Но Жилю-то пришлось справляться самому!
Он заглянул в гости к родичам – посмотреть на даму, что она из себя представляет-то? Дама оказалась на вид очень молода, даром, что три дочери, стройна и хорошо сложена, выглядела скромно и строго, глаз не поднимала, и разве что из-под чепца торчал завиток медно-рыжих волос. Откровенно говоря, в ней не было ничего особенного. Но почему-то Жиль думал о ней целый вечер, и потом ещё половину ночи, и утро – прежде, чем решиться на разговор.

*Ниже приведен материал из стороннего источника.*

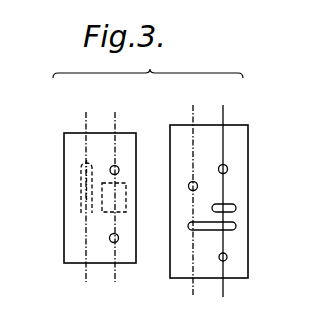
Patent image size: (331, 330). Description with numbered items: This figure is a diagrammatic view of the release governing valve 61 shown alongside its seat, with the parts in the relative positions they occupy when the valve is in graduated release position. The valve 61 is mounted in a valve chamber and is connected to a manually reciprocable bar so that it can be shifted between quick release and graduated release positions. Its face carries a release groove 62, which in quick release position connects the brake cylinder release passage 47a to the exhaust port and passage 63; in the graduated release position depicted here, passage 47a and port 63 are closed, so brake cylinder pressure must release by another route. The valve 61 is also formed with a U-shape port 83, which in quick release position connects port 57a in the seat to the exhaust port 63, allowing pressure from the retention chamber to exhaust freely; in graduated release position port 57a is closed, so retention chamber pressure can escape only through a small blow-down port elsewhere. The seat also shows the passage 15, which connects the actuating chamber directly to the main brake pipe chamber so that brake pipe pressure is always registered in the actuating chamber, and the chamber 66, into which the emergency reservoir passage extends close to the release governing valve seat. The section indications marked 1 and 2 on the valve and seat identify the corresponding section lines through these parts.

The release governing valve 61 is at (66, 216).
The release groove 62 is at (121, 190).
The U-shape port 83 is at (80, 190).
The passage 15 is at (228, 169).
The port 57a is at (197, 182).
The brake cylinder release passage 47a is at (228, 207).
The exhaust port 63 is at (232, 230).
The chamber 66 is at (226, 258).
The section line 1 is at (168, 205).
The section line 2 is at (136, 205).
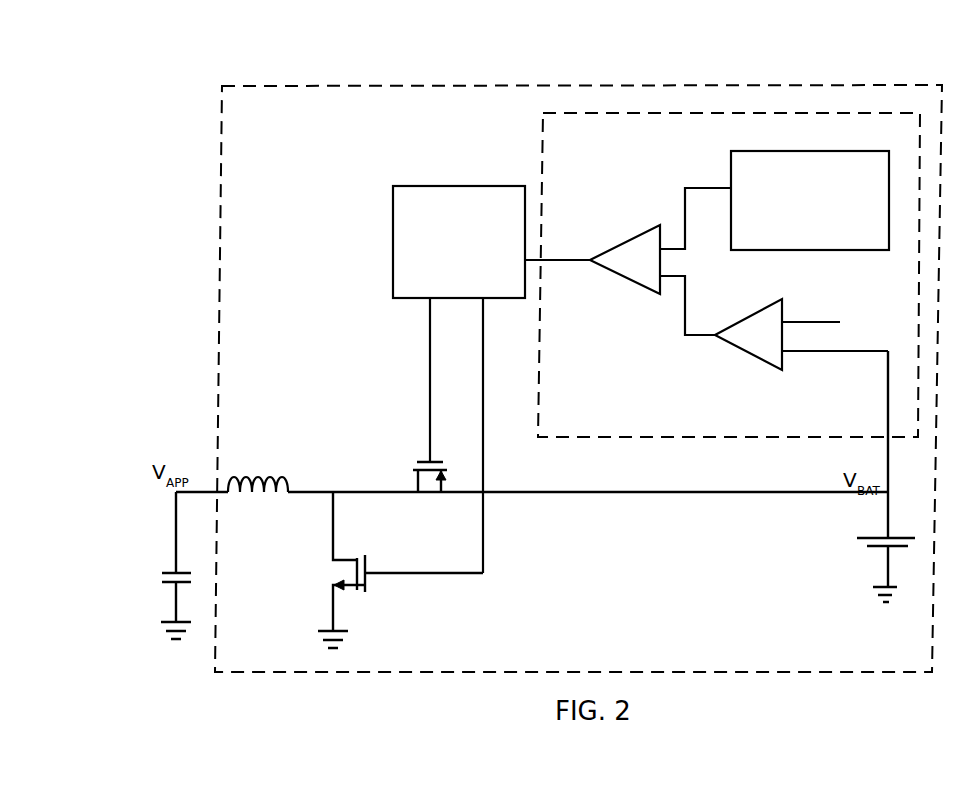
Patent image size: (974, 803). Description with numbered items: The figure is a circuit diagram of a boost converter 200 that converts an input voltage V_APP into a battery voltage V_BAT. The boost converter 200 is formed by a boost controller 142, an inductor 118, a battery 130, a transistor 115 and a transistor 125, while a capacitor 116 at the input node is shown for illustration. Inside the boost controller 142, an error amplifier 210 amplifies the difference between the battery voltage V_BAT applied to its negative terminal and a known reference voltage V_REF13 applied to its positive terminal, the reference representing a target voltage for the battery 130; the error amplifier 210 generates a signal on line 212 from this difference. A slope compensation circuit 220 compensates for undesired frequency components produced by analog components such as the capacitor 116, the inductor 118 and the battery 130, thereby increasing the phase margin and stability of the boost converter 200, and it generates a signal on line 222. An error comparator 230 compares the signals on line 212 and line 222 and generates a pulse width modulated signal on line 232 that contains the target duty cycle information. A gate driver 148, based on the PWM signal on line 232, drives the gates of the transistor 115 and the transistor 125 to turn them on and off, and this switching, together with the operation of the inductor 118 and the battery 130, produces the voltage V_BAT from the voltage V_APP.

Решился, называется. Вдовушка глянула сурово – ему, правда, показалось, будто обожгла – и сказала, что не думала пока о повторном замужестве. Что ему оставалось? Только попросить не отказывать ему сразу и в лоб, а дать, что называется, шанс. Позволить навещать её и беседовать с ней. И потом, позже, спросить ещё раз. На это уже ей было нечего возразить, она и не возразила, вздохнула только. И сестрица Катрин утверждает, что нет там никакого поклонника, это у неё самой что-то в голове. Эх, женщины, вечно у них что-то в голове.
Жиль вдруг понял, что не знает – а что им вообще надо-то, женщинам? Он ещё не стар, сорок шесть – это не старость, особенно для мага. Зятю-маршалу за шестьдесят, а его старым никто не назовёт. Что лыс – ну, так вышло, мог бы быть золотистым блондином вроде любого из племянников-Вьевиллей, да и был – до определённого момента. Хром – ну тоже невелика беда, верхом-то ездит, как дай бог всякому здоровому. И то Жакетта, его золотая девочка, ему ногу неплохо подлечила, можно на неё опираться почти без боли и иногда – даже без посоха.
Да и вообще, он принц и Роган. И уже не первая такая вот особа ему – ему! – отказывает, и даже не вторая – он-то знает, что на самом деле Анжелики де Безье было две. И ни одной он не глянулся. И теперь вот ещё госпожа Мадлен.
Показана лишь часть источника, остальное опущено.